Bertino embeds this dissonant spatiality into the very fabric of the film, which gradually collapses the analog coordinates of home invasion into a series of digital glitches. The strangers embody these glitches, often doing the same action twice for no discernible reason. We also hear it in the grainy record that plays during most of the opening act, and which becomes the media emblem of the film. Kristen and James put this record on as a throwback to an earlier and more traditional time, in an effort to deal with the heartbreak of the marriage proposal. However, it quickly becomes a source of digital glitch, and even invites the strangers in, skipping and freezing in sympathy with their movements. In doing so, it introduces a slightly grating undercurrent to the film’s images, a tactile immediacy that recalls 00s torture horror and the more visceral import of digital footage. Likewise, the film’s other images and textures, from the granularity of sodium lights to the tinkling of wind chimes, gradually dissociate into a tortuous angularity that operates directly upon the viewer’s skin.
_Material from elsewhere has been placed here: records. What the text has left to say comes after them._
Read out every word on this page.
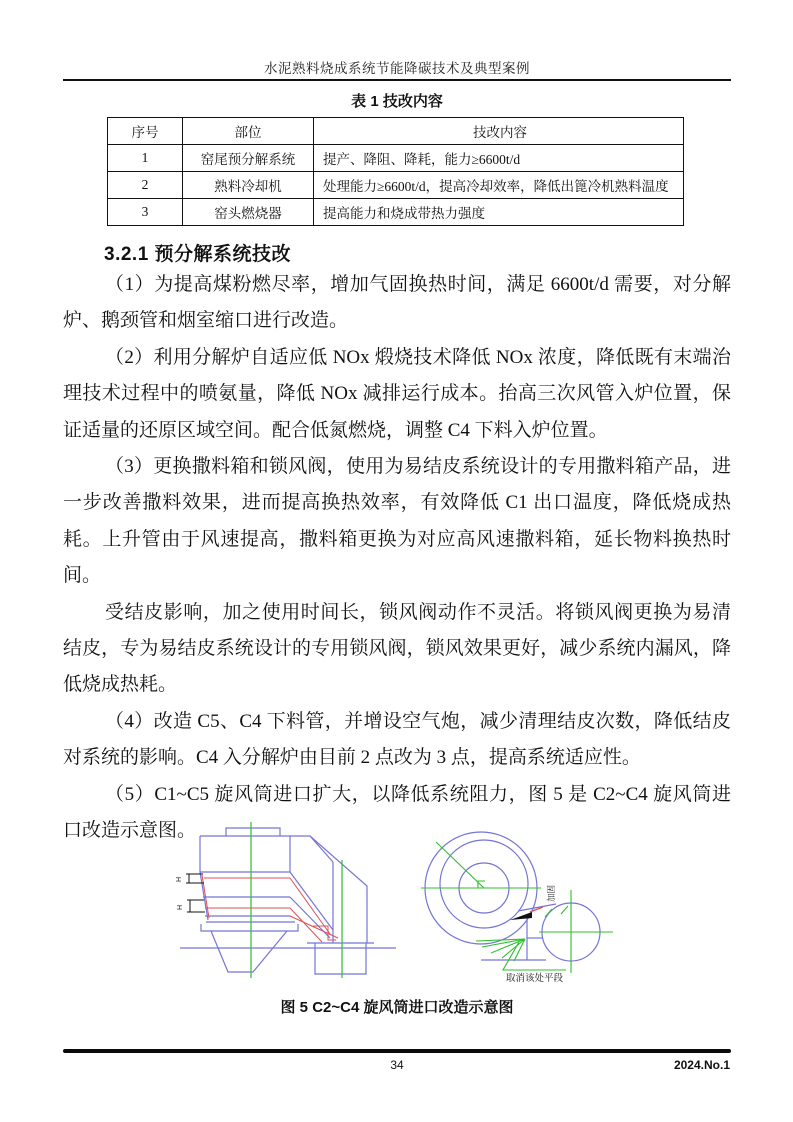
水泥熟料烧成系统节能降碳技术及典型案例
表 1 技改内容
序号	部位	技改内容
1	窑尾预分解系统	提产、降阻、降耗，能力≥6600t/d
2	熟料冷却机	处理能力≥6600t/d，提高冷却效率，降低出篦冷机熟料温度
3	窑头燃烧器	提高能力和烧成带热力强度
3.2.1 预分解系统技改

（1）为提高煤粉燃尽率，增加气固换热时间，满足 6600t/d 需要，对分解炉、鹅颈管和烟室缩口进行改造。

（2）利用分解炉自适应低 NOx 煅烧技术降低 NOx 浓度，降低既有末端治理技术过程中的喷氨量，降低 NOx 减排运行成本。抬高三次风管入炉位置，保证适量的还原区域空间。配合低氮燃烧，调整 C4 下料入炉位置。

（3）更换撒料箱和锁风阀，使用为易结皮系统设计的专用撒料箱产品，进一步改善撒料效果，进而提高换热效率，有效降低 C1 出口温度，降低烧成热耗。上升管由于风速提高，撒料箱更换为对应高风速撒料箱，延长物料换热时间。

受结皮影响，加之使用时间长，锁风阀动作不灵活。将锁风阀更换为易清结皮，专为易结皮系统设计的专用锁风阀，锁风效果更好，减少系统内漏风，降低烧成热耗。

（4）改造 C5、C4 下料管，并增设空气炮，减少清理结皮次数，降低结皮对系统的影响。C4 入分解炉由目前 2 点改为 3 点，提高系统适应性。

（5）C1~C5 旋风筒进口扩大，以降低系统阻力，图 5 是 C2~C4 旋风筒进口改造示意图。

H
H
加固
取消该处平段
图 5 C2~C4 旋风筒进口改造示意图
34	2024.No.1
Beyond a certain point, both the house and film become entirely porous, flooded and dissolved by the sodium lights outside, and then by a fire that one of the strangers lights. Couple and strangers now enter into a casual proximity, a shared domesticity. The male stranger wanders slowly through the house, as Kristen walks behind him, adopting the guise of the stranger herself, in an inversion of the opening scenes. Soon after, Kristen slips out of a cupboard as the female stranger contemplates the wedding ring left on the table. Gradually, the couple and strangers converge on the detritus of the failed proposal, until the strangers give the couple the marriage they can never have. For it turns out that the strangers themselves are a family – a bland, smiling, white-faced family according to the masks they wear, and an even more normcore family once they take off those masks in the climactic scene. This family, and the fear of not living up to it, is at the heart of Kristen’s rejection, so only being brutalised by this family can galvanise her into finally accepting James’ proposal.
The filmthus ends with a morbid marriage, as Kristen and James formally declare their love to each other in front of the strangers, who promptly shoot them on the spot. Before they die, they ask the strangers a simple question – “why are you doing this to us?” – and receive an equally simple answer – “because you were home.” Rather than being anomalous invaders, the strangers are integral to the operation of suburbia, to the very notion of being home. They are the disavowed other that must be traversed to conceptualise home in the first place, but at this late stage of suburbia they can only be overcome through death. When they take off their masks, their real mask is normality, since the very fear they generate is the main precondition for suburban normality to begin with. And The Strangers basically ends with that proposition, or frames itself as a austere eighty-minute proposition, grimly insisting that everything that seems to be outside suburbia is what actually comprises it to begin with.